Therapy Areas: Central Nervous System
Lysogene Receives FDA Clearance of Investigational New Drug Application to Initiate the Gene Therapy Clinical Trial in the US with LYS-GM101 for the Treatment of GM1 Gangliosidosis
16 February 2021 - - The US Food and Drug Administration has cleared French phase 3 gene therapy platform company Lysogene's (FR0013233475 LYS) (PAR: LYS) Investigational New Drug application for LYS-GM101, the company's gene therapy candidate for the treatment of GM1 gangliosidosis, a serious, pediatric, life threatening disease, the company said.

LYS-GM101 builds on Lysogene's extensive experience in direct to CNS adeno-associated viral vector -based gene therapy clinical development.

The IND clearance follows the recent clinical trial authorization granted by the MHRA in the United Kingdom.
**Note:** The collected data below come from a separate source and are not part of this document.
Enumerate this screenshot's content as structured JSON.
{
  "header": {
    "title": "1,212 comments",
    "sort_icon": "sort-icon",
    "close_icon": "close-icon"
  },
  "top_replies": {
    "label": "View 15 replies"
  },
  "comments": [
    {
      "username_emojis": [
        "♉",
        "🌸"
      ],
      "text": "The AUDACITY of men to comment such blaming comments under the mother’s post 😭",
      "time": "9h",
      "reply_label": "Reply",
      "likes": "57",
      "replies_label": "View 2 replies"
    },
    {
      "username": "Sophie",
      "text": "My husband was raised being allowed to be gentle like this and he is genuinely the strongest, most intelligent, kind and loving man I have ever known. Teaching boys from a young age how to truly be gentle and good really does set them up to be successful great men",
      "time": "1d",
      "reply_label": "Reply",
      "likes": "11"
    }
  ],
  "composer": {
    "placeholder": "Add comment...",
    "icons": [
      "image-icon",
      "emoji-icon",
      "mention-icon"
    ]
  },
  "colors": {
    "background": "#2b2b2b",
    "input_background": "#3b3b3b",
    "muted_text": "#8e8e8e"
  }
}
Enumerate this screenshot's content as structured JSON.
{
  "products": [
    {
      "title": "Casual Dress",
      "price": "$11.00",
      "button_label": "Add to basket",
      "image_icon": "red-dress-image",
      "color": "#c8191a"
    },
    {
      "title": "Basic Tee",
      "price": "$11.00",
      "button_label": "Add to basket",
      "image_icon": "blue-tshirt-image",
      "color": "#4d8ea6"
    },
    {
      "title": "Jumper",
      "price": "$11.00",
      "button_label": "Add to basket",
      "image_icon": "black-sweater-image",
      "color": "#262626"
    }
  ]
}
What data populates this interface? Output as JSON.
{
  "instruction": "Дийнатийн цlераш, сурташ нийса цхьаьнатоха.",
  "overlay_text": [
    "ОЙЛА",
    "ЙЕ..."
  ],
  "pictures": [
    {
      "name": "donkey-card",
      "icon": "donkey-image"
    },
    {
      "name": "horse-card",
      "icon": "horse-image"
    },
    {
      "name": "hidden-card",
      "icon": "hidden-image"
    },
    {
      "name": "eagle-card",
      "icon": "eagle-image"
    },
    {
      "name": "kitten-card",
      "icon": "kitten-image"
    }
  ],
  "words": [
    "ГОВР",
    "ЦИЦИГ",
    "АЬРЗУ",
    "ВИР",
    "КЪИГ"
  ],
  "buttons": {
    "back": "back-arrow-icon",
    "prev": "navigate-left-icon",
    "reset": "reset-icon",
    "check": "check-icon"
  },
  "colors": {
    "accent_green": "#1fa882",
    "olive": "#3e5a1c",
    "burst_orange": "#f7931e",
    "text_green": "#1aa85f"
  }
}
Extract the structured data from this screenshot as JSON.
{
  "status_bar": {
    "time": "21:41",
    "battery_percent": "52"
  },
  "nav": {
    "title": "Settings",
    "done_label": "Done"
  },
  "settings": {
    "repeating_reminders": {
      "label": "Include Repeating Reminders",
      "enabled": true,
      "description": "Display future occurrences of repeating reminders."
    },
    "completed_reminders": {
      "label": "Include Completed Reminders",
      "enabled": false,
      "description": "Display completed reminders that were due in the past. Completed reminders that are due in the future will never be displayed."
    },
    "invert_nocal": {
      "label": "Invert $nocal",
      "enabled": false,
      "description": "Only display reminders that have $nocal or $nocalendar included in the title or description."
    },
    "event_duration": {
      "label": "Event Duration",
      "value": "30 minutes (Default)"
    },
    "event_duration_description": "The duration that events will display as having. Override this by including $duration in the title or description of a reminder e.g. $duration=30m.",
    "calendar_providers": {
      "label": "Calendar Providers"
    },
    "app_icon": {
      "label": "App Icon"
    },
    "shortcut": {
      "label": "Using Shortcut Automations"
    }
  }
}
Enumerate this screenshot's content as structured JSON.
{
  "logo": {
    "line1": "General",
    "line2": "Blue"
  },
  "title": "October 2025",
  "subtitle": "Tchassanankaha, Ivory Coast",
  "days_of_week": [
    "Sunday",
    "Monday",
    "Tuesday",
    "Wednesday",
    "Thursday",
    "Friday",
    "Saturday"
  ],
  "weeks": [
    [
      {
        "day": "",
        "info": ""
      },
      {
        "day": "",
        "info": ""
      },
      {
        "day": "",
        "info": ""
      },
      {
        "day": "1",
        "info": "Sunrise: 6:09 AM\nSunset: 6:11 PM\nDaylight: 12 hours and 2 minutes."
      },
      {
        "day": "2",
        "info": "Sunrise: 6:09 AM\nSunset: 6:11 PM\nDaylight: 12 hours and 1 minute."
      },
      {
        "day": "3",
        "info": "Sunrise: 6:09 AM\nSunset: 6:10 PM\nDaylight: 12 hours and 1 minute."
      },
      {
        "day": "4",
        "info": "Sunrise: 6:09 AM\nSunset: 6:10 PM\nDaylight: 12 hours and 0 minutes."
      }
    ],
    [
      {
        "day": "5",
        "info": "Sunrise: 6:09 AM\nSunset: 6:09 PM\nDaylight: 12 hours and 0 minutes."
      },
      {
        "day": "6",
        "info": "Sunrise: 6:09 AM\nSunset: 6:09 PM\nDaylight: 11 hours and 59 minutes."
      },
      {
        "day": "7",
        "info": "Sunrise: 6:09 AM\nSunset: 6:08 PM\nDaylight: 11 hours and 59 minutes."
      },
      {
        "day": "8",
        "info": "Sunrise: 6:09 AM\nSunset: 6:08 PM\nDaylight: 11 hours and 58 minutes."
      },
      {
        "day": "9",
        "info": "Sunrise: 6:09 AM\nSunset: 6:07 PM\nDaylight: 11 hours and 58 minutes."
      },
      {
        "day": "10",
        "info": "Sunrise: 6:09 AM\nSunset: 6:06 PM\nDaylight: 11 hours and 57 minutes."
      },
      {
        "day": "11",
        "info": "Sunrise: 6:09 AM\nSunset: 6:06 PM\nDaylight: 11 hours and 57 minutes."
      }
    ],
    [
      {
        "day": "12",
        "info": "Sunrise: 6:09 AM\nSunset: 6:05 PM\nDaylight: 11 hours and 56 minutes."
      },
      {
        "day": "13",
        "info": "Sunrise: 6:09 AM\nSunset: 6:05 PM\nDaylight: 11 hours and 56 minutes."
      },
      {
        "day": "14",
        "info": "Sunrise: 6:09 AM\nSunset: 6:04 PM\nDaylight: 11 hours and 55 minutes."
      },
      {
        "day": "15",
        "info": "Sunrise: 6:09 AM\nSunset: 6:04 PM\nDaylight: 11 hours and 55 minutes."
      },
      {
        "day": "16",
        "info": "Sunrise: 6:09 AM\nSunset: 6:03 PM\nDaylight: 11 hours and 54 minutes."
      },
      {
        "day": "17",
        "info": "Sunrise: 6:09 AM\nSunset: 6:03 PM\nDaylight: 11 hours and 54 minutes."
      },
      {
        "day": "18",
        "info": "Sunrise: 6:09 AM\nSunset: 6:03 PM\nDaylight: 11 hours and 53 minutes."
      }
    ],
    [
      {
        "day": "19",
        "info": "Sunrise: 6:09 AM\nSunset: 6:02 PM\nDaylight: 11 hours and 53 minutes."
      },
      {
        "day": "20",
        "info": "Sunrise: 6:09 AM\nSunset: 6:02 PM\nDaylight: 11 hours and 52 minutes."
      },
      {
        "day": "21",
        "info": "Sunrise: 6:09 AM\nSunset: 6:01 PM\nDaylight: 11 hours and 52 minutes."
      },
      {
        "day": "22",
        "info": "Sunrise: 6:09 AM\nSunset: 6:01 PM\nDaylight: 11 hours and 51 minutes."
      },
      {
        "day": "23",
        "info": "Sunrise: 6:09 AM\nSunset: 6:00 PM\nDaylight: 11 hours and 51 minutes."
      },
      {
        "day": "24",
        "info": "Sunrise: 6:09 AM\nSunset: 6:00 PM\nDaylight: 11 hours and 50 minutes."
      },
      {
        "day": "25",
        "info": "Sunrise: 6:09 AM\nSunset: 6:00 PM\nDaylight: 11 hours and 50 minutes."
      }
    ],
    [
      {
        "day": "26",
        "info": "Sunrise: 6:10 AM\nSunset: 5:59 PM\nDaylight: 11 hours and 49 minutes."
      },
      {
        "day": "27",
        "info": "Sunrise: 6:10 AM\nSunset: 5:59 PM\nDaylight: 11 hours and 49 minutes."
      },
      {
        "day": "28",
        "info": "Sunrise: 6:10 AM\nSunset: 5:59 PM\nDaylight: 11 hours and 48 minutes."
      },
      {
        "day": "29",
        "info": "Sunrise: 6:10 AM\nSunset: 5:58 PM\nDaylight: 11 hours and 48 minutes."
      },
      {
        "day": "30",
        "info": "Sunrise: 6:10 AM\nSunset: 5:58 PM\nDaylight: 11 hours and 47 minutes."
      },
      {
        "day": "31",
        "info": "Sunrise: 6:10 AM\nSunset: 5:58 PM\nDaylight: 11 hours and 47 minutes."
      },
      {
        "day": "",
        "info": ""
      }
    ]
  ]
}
Lysogene intends to initiate its global, multi-center, single-arm, two-stage, adaptive-design clinical trial of LYS-GM101 in patients with a diagnosis of early or late infantile GM1 gangliosidosis.

The clinical trial will include a safety phase and a confirmatory efficacy phase.

The company intends to dose a total of 16 patients, with dosage of the first patient expected in the first half of 2021.

LYS-GM101 ('adeno-associated viral vector serotype rh.10 expressing beta-galactosidase') received orphan drug designation for the treatment of GM1 gangliosidosis in the European Union and in the US in 2017, as well as Rare Pediatric Disease designation in the US in 2016.

Leading international gene therapy and Lysosomal Storage Disease centers plan to participate in the clinical trial (NCT04273269).

Lysogene is also funding a GM1 gangliosidosis natural history study being conducted by Casimir Trials to collect prospective and/or retrospective videos of children doing certain everyday tasks and behaviors in infantile and juvenile GM1 gangliosidosis (NCT04310163).

Lysogene is a gene therapy company focused on the treatment of orphan diseases of the central nervous system. The company has built a unique capability to enable delivery of gene therapies to the CNS to treat lysosomal diseases and other genetic disorders of the CNS.

A phase 2/3 clinical trial in MPS IIIA in partnership with Sarepta Therapeutics, Inc. is ongoing.

An adaptative clinical trial in GM1 gangliosidosis is in preparation. In accordance with the agreements signed between Lysogene and Sarepta Therapeutics, Inc., Sarepta Therapeutics, Inc. will hold exclusive commercial rights to LYS-SAF302 in the United States and markets outside Europe; and Lysogene will maintain commercial exclusivity of LYS-SAF302 in Europe.

Lysogene is also collaborating with an academic partner to define the strategy of development for the treatment of Fragile X syndrome, a genetic disease related to autism.